También encontré a una chica a la que leo con tal fascinación que, si me la hubiera encontrado en la vida real, ya me tendría rendido a sus pies. En otro orden de cosas, leo a otra chica que tiene un serio problema de adicción y que está documentando en su blog, día a día, su propia autodestrucción. A veces leo consternado sus textos, posteados a altas horas de la madrugada, llenos de frases incoherentes y de adjetivos alucinados, y no puedo evitar pensar que mientras todos dormimos, está debatiéndose en los bordes de un abismo del que parece no poder salir. Nunca le dejé un comment y no sabe que este blog existe, pero una vez le envié por mail un poema de Pavese y me respondió con dos frases inconexas en las que después reconocí dos versos de Eliot escritos al revés.

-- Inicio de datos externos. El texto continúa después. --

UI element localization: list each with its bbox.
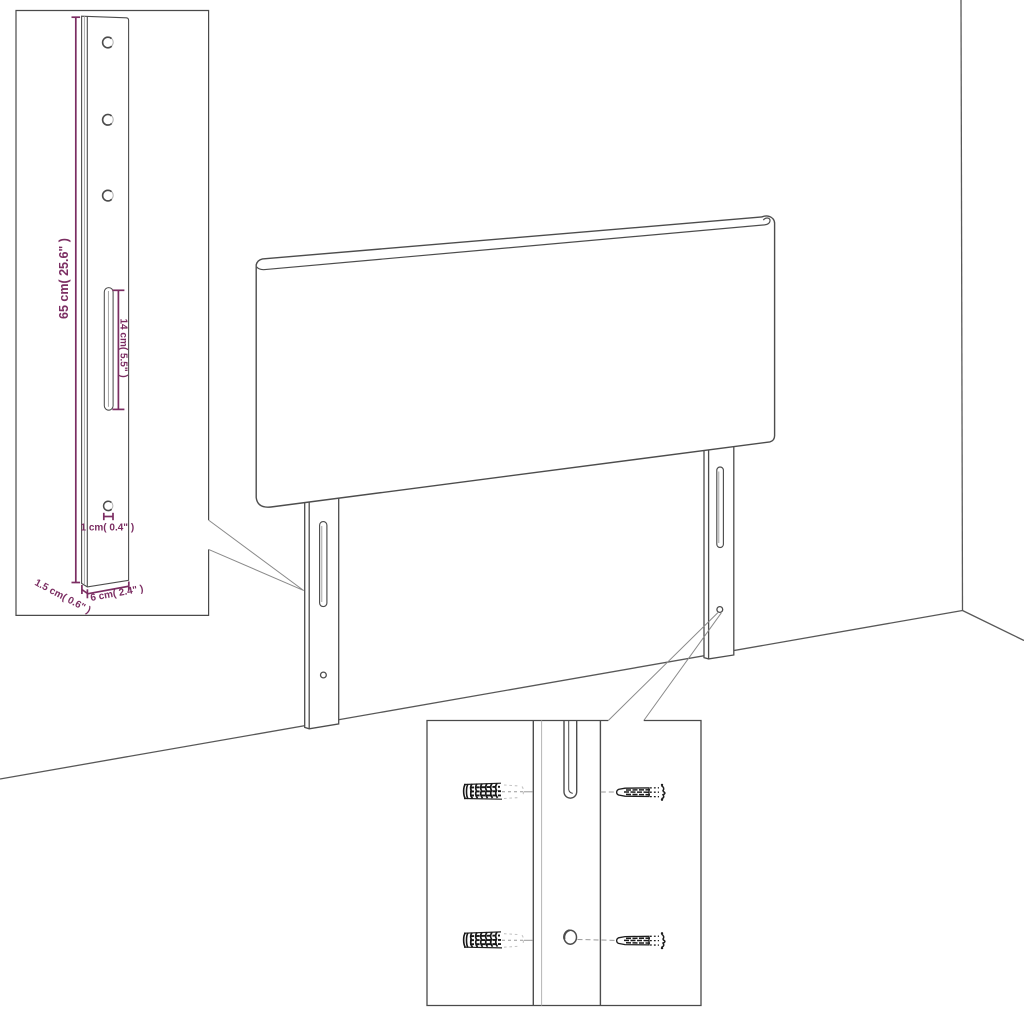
svg-text:14 cm( 5.5" ): 14 cm( 5.5" )	[118, 319, 129, 378]
svg-text:65 cm( 25.6" ): 65 cm( 25.6" )	[57, 238, 71, 319]
svg-text:1 cm( 0.4" ): 1 cm( 0.4" )	[81, 523, 135, 534]
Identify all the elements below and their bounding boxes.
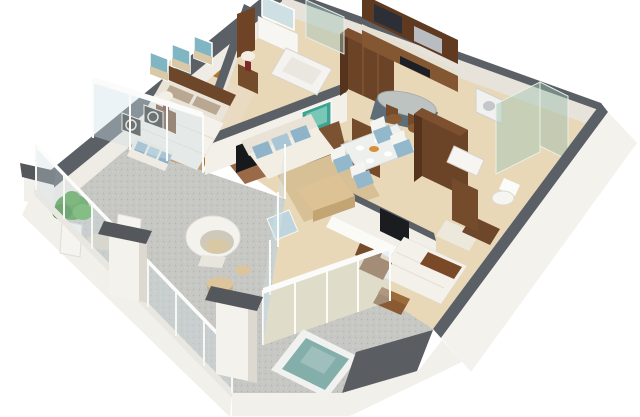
floorplan-canvas: [0, 0, 640, 417]
bar-stool-1: [386, 114, 402, 124]
dining-plate-3: [384, 152, 392, 157]
balcony-pillar-2-shade: [248, 304, 257, 383]
egg-chair-cushion: [205, 239, 229, 253]
closet2-side: [414, 108, 422, 182]
dining-plate-4: [366, 159, 374, 164]
shower2-glass-b: [540, 82, 568, 160]
lamp-right-shade: [241, 51, 255, 61]
dining-plate-1: [356, 146, 364, 151]
floorplan-rendering: [0, 0, 640, 417]
washer-door: [483, 101, 495, 111]
bath2-toilet: [492, 191, 514, 205]
balcony-stool: [235, 265, 251, 275]
egg-chair-base: [198, 255, 226, 268]
master-bath-door: [237, 7, 255, 58]
balcony-pillar-1-shade: [139, 238, 147, 303]
dining-centerpiece: [369, 146, 379, 152]
lamp-right-base: [245, 60, 251, 72]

Varias veces me pregunté de qué forma podría ayudarla, y frecuentemente la imagino escribiendo sus frases con la desesperación de quien está peleando la peor batalla de su vida y sin embargo se obliga a sí mismo a documentar cada una de sus derrotas.
Desde el principio, hay unas 120 a 140 visitas diarias, y de vez en cuando miro el registro de visitantes del counter. No deja de asombrarme que alguna gente lea el blog desde lugares como Australia, Canadá o incluso Irán: me cuesta imaginar a alguien leyendo estas líneas desde una ciudad iraní. Y los comments a veces incluyeron anécdotas, consejos, palabras de aliento o hasta poemas propios de gente que se interesó por lo que leyó acá.
Para alguien que, como yo, lleva años descreyendo del género humano, es bueno saber que esa gente sensible, inteligente, profundamente interesante, anda por ahí, dando vueltas, aunque uno nunca se los cruce en la vida.